"The imperfectly explored mountain range skirting the Rio Grande del Norte is picturesquely grand.

"Facing the river, the foundation of the chain is entirely volcanic.

"Colossal rocks form the abrupt walls of the gorges between these mountains, and are often so soft and friable that, in many places they were easily scooped out with the most primitive tools, or even detached with the fingers alone.

"In these gorges, through many of which run unfailing streams of water, often expanding to the proportions of regular valleys, the Pueblo Indian raised the modest crop that satisfied his vegetable craving.

"As it is easier to excavate dwellings than to pile up walls in the open air, the aboriginal Mexican's house-building effort was mostly confined to underground construction. He was, in fact, a 'cave-dweller,' yet infinitely of more advanced architectural ideas than our own remote forbears of Anglo Saxon cave-dwelling times.

"Most of these residences might boast of from three to four rooms. They were arranged in groups, or clusters, and some of them were several stories high.

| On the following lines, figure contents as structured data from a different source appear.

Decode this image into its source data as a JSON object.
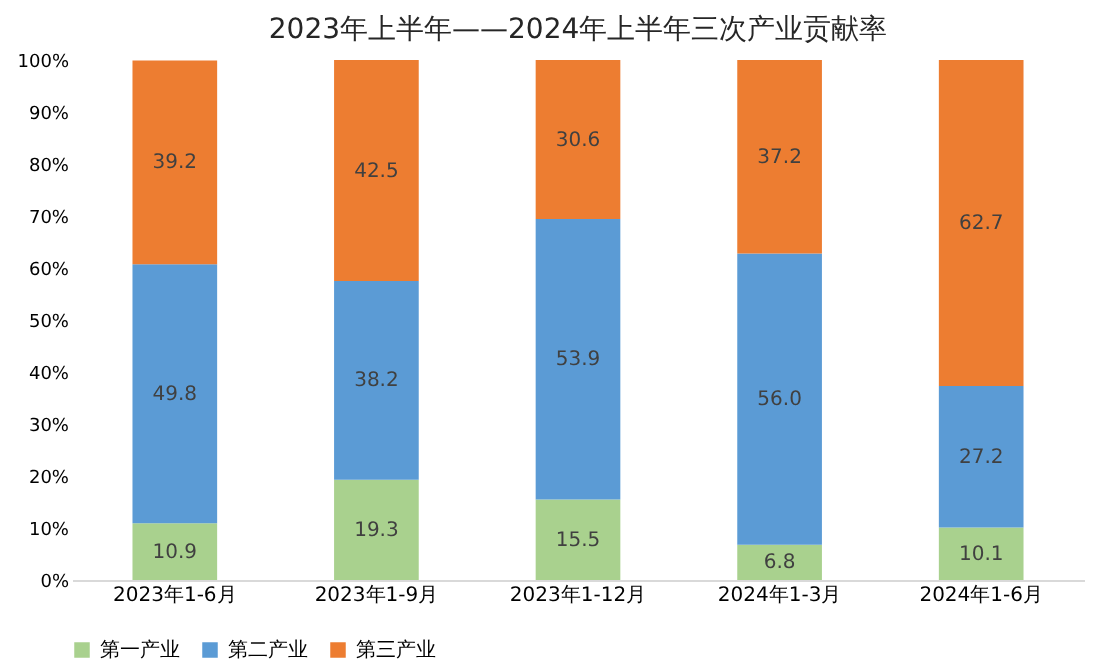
{
  "chart_data": {
    "type": "bar",
    "stacked": true,
    "title": "2023年上半年——2024年上半年三次产业贡献率",
    "categories": [
      "2023年1-6月",
      "2023年1-9月",
      "2023年1-12月",
      "2024年1-3月",
      "2024年1-6月"
    ],
    "series": [
      {
        "name": "第一产业",
        "color": "#a9d18e",
        "values": [
          10.9,
          19.3,
          15.5,
          6.8,
          10.1
        ],
        "value_labels": [
          "10.9",
          "19.3",
          "15.5",
          "6.8",
          "10.1"
        ]
      },
      {
        "name": "第二产业",
        "color": "#5b9bd5",
        "values": [
          49.8,
          38.2,
          53.9,
          56.0,
          27.2
        ],
        "value_labels": [
          "49.8",
          "38.2",
          "53.9",
          "56.0",
          "27.2"
        ]
      },
      {
        "name": "第三产业",
        "color": "#ed7d31",
        "values": [
          39.2,
          42.5,
          30.6,
          37.2,
          62.7
        ],
        "value_labels": [
          "39.2",
          "42.5",
          "30.6",
          "37.2",
          "62.7"
        ]
      }
    ],
    "ylim": [
      0,
      100
    ],
    "yticks": [
      {
        "value": 0,
        "label": "0%"
      },
      {
        "value": 10,
        "label": "10%"
      },
      {
        "value": 20,
        "label": "20%"
      },
      {
        "value": 30,
        "label": "30%"
      },
      {
        "value": 40,
        "label": "40%"
      },
      {
        "value": 50,
        "label": "50%"
      },
      {
        "value": 60,
        "label": "60%"
      },
      {
        "value": 70,
        "label": "70%"
      },
      {
        "value": 80,
        "label": "80%"
      },
      {
        "value": 90,
        "label": "90%"
      },
      {
        "value": 100,
        "label": "100%"
      }
    ],
    "legend": "bottom",
    "grid": false
  }
}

"Rude ladders were used for mounting to the terrace or roof of each successive story. The Pueblo had, literally, a hearthstone in his primitive home. His fireplace was supplied with a hearth of pumice-stone. A rudely built flue, made of cemented rubble, led to a circular opening in the front wall of his cave-dwelling. Air-holes admitted their scanty light to these dusky apartments, in which there were not only conveniences for bestowing wearing-apparel, but niches for ornamental pottery, precious stones, and the like Indian bric-à-brac. The ground-floor entrance was a rude doorway closed by a hide, or mat. Plaited mats of Yucca leaves, and deer-hide, by day rolled up in corners of the sleeping-apartments, served for mattresses at night. A thick coating of mud, washed with blood, and carefully smoothed, gave to the floor a glossy effect. Some of the rooms are known to have been in dimension ten feet by fourteen. Their walls were whitewashed with burnt gypsum.

"Though the time when these traditional cliff-dwellers wooed and wed, lived and died in the Rialto vale is long, long gone by, the ruins of their homes may still be seen. Some of them are tolerably intact; others are crumbled away to mere shapeless ruins.

"And now, having described their dwellings, let us note some of the most marked and interesting characteristics of the men and women who made in them their homes.

"We are apt," said the Antiquary, "to accord to our more enlightened civilization the origin of communism; yet, antedating by ages our latter-day socialistic fads, the communal idea enthused this unlettered people, and to a certain extent seems to have been successfully carried out.